Детство с хитрой латиноамериканской ухмылкой глядело на нее. Продавец не был особенно удивлен. Эти нервные дамочки часто с умилением замирают возле его несушки, да только никогда ни черта не покупают. Обилие яиц их, что ли, притягивает?
— Сколько? — спросила Элизабет.
— Для вас — сорок, — он осклабился еще нахальнее.
— Тридцать, — строго молвила блондинка.
— Тридцать пять!
— Тридцать долларов, и ни цента больше!
— Ладно, — весело согласился он. Похоже, дамочка всерьез нацелилась на покупку.
Им помешали.
Кто–то тихо проговорил у нее за спиной: — Всякий раз, как я вас вижу, вы покупаете цыплят.
Она оглянулась.
Тот же строгий темный костюм сидел на нем так же безупречно. И тот же спокойно-одобряющий взгляд, и голова, чуть склоненная набок... Мужчина «из лавки». Рыба, бьющаяся на прилавке. Можно улыбнуться в ответ, ведь это ни к чему не обязывает...
— Вас зовут Джон, — сказала она Бог весть почему.
— Еще бы, — произнес он. — А вас зовут... — он изобразил задумчивость, — Мэри. У нашей Мэри был петух, который яйца нес за двух.
Она рассмеялась.
— Я угадал?
— Ага. У нашей Мэри был баран, он брал овечек на таран.
Несушка не унималась, рядом с ними выросла уже целая гора деревянных шариков.

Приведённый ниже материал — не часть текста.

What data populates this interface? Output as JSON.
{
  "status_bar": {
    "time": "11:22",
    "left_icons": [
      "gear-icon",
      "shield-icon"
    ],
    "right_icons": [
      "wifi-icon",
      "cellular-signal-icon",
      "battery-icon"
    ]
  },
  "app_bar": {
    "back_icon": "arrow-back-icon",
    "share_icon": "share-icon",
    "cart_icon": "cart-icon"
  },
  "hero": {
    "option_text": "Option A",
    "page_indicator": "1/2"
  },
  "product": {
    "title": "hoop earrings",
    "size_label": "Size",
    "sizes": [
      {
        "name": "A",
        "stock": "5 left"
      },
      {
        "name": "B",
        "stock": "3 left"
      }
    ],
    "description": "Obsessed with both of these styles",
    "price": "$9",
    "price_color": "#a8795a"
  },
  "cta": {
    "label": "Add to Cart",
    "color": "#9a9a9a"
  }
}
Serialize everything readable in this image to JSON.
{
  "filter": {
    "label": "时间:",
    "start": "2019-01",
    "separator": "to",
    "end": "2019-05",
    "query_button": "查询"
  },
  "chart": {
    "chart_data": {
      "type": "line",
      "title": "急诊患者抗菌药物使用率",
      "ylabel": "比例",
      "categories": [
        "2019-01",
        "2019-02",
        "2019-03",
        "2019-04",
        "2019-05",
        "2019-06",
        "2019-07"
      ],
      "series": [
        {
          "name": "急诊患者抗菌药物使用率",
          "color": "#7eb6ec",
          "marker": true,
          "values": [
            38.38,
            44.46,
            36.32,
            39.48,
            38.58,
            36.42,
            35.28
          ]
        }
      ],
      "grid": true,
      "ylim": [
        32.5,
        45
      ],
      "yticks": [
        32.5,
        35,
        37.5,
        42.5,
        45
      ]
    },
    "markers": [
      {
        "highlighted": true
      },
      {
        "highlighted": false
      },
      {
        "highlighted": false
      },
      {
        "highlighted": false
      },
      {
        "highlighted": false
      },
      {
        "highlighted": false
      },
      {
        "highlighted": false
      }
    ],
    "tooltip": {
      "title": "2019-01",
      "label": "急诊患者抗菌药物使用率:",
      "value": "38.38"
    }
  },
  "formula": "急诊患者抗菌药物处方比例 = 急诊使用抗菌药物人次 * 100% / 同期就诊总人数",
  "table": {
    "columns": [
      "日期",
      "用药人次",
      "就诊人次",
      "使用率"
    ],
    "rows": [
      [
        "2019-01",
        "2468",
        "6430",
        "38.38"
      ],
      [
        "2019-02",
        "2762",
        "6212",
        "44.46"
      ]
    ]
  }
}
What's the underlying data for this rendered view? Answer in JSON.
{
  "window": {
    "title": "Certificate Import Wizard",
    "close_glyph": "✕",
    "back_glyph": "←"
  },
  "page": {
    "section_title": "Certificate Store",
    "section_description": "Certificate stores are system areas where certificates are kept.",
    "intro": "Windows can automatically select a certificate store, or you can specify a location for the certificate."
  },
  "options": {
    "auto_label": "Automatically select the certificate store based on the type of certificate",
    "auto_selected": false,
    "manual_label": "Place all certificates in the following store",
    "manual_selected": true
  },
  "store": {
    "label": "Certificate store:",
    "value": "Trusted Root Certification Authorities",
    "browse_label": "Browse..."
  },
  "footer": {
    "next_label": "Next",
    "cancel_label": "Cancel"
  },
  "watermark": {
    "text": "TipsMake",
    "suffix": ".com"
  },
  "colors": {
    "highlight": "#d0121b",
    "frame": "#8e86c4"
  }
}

Продавец улыбался все нетерпеливее.
— А почему... — она замялась, — почему когда я вижу вас...
— Что?
— Вы улыбаетесь мне.
— Вы голодны?
— Странный переход.
— Это по ассоциации с бараном. Не могу же я его ассоциировать с собой, — как вы полагаете, Мэри?
— Вообще–то, — сказала она, — меня зовут Элизабет.
В итальянском ресторанчике по случаю выходного были заняты все столики, кроме единственного, у окна. Туда они и отправились. Итальянец с густой шапкой курчавых волос, улыбаясь до ушей, склонился перед ними.
— К вашим услугам!
Джон, не советуясь с ней, — видимо, он бывал здесь часто, и она не возражала, — заказал спагетти, кьянти, салат и мороженое. Спагетти она позволяла себе редко: берегла фигуру. Но сегодня ничто не имело значения. Впервые за долгие годы она ни о чем не думала и не следила за собой со стороны.